OK, more to your question: Sometimes the way we state a problem limits the range of solutions that can be discussed. Psychologists call this "framing."

The way you have stated your problem is effectively that you want to increase risk in order to increase yield on your fixed income bucket #2. The reason we have these fixed income investments, though, is to reduce risk. So why is it so common that we all run out and immediately increase volatility and risk by chasing higher fixed income returns? I don't know. Maybe it's genetic due some obsolete evolutionary pressure. But change the framing a bit, you might consider equity investments for bucket #2. Or maybe make bucket #2 a tad smaller and bucket #3 a tad bigger, just for management simplification?

At the end there is no free lunch. More return entails more risk.
 
I thought the idea is to not liquidate shares, to live as much as possible off the yield, correct? To avoid Sequence of Return Risk and taxes?

Some people advocate that and if it works for them and they sleep well at night, that is great. However, total return is the true measure of success. Money is fungible (love that word!) and where it comes from does not matter.

The best way I know to avoid sequence of return risk is by dollar cost averaging into assets over a period of a year or two.

Are you taking inflation into account? 3% in today's environment may keep you even with inflation after taxes. So, in real terms you have earned nothing. That is not a good plan for a comfortable long-term retirement if you 'only' have a million or so to invest. (Remember the days when a million dollars meant you were set for life? Not anymore. :()

IMHO, dollar cost averaging your money into a 50/50 asset allocation over the next two years would be a good start. Re-balance every year. Clean simple and seems to beat most investment schemes. Or, put the money into Vanguard Wellesley, collect the dividends and be happy.

My 2¢. Take it or leave it.
 
And these folks frequently are just fooling themselves because they do not account for inflation. They spend the yield without adding back to the portfolio out of the yield to keep it constant in real terms. A decade or two later, even with only 2% - 3% inflation levels, they're in real trouble.

Dunno. Don't want to get into an argument over it but we haven't sold a share in the 14 years that we've been RE'd. Just living off dividends (and SS).

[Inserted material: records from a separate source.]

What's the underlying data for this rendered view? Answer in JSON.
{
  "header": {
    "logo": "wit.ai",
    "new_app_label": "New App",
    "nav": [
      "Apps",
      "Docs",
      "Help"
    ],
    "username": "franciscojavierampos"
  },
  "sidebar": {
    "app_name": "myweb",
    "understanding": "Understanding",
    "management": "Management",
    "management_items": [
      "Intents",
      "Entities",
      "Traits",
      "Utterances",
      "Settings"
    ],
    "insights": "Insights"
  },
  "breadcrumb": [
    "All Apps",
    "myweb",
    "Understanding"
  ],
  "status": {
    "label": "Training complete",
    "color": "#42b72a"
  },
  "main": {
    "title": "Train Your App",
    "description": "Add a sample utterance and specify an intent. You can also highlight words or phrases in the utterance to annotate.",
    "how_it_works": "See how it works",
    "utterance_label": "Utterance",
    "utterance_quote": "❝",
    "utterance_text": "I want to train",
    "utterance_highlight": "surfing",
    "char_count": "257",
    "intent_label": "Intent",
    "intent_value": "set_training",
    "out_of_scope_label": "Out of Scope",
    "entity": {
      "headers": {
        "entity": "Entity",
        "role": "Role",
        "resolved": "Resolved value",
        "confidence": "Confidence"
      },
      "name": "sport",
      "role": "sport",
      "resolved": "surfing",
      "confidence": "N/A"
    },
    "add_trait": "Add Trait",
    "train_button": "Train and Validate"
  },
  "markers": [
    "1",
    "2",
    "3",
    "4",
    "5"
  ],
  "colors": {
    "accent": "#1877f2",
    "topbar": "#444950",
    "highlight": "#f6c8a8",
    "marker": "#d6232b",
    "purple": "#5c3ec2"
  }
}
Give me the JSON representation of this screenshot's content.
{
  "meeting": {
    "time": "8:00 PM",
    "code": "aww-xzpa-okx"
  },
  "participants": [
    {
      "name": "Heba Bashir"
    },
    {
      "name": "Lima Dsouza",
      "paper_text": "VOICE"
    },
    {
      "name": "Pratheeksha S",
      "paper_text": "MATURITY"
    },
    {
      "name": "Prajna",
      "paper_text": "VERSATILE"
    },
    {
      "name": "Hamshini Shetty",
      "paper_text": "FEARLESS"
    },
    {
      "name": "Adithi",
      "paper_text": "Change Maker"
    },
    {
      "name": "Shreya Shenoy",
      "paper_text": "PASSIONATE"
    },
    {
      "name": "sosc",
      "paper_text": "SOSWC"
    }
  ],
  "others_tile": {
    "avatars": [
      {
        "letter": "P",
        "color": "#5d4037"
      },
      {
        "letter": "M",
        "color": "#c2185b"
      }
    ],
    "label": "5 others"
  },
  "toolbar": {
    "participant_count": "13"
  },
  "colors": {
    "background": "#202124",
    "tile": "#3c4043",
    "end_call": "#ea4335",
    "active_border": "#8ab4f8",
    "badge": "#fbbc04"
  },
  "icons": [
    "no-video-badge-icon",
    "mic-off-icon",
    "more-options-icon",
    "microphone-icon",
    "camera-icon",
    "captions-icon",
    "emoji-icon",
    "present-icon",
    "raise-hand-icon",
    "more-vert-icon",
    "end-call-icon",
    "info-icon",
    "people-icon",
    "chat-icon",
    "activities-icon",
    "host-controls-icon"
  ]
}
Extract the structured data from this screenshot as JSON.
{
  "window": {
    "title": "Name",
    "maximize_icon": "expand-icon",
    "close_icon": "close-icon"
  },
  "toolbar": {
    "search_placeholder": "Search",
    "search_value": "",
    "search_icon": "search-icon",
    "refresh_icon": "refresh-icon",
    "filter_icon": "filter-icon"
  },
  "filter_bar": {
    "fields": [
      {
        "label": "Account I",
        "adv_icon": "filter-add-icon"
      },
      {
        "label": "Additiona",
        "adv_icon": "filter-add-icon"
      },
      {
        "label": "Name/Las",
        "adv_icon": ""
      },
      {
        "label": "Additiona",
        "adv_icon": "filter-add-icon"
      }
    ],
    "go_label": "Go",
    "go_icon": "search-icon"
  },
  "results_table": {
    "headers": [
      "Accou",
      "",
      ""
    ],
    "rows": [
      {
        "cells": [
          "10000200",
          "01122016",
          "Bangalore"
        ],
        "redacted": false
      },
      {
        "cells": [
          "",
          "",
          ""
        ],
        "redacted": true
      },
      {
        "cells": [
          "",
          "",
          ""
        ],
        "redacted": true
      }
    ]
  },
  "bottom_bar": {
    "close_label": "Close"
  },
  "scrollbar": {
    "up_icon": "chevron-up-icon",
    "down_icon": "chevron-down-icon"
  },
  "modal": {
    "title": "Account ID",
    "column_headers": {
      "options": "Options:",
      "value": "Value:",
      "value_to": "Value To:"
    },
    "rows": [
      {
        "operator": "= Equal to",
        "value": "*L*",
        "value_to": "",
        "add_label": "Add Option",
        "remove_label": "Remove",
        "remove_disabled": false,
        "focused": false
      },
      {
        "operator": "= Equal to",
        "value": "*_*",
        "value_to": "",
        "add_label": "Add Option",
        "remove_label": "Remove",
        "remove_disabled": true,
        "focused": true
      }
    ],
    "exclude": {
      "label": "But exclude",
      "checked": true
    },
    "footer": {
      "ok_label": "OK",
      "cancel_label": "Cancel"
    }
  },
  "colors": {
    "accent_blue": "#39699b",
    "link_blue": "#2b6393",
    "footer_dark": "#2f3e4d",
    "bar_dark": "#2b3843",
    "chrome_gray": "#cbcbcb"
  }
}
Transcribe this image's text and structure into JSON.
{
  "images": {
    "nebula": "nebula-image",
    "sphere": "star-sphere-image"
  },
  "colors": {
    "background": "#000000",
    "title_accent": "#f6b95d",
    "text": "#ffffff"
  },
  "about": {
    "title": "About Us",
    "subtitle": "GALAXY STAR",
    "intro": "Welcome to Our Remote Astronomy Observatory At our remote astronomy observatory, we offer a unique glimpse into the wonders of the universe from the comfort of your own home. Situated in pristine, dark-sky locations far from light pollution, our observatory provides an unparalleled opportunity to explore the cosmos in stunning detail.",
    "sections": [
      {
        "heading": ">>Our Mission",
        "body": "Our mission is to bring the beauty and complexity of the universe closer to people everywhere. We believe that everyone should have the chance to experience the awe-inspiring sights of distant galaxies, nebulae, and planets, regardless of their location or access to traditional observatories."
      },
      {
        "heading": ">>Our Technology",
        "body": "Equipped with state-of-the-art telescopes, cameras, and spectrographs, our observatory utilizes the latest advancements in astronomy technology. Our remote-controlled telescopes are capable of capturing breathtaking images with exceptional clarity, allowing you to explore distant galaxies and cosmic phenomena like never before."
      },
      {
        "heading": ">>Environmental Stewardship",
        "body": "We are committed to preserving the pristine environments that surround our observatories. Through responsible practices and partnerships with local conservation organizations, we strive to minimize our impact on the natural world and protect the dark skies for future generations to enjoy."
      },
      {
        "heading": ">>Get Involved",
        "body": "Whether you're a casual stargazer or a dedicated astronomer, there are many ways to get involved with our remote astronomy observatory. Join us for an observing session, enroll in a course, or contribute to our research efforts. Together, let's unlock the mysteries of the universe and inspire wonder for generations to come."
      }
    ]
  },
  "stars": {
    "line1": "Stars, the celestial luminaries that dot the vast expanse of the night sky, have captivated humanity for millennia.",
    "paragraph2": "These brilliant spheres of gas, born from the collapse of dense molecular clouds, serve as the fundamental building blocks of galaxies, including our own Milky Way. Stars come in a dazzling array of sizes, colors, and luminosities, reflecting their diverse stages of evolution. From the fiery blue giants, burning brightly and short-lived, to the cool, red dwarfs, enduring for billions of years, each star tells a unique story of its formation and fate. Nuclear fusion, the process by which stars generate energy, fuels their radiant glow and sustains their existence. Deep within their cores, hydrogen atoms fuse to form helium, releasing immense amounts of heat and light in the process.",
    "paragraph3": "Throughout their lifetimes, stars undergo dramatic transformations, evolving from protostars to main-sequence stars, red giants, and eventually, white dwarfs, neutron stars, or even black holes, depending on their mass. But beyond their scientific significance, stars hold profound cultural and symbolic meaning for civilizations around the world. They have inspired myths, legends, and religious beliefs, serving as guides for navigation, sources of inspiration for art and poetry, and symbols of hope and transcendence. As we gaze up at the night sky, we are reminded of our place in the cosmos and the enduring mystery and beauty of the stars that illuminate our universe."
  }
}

We have a healthy dividend bucket as a set-aside and over the years the portfolio has grown (doubled) and the dividends have increased as well.

True, inflation has been tame but I don't see a risk to the strategy at this point in time.
 
I have Vanguard sell a certain dollar amount monthly from the fund in our portfolio that is most above it's target allocation. No buckets & no particular focus on "income" stocks for me. I'm in the "money is fungible" camp, too.
 
I don't think so.... I dumped it and shortly thereafter our 401k sponsor dumped it... in 2010 it merged into a Well Fargo fund.

OK wow, no recovery! I was thinking of the dramatic dive of DODIX which did recover smartly, but was a pretty scary ride. They were overweight commercial paper which they tend to do.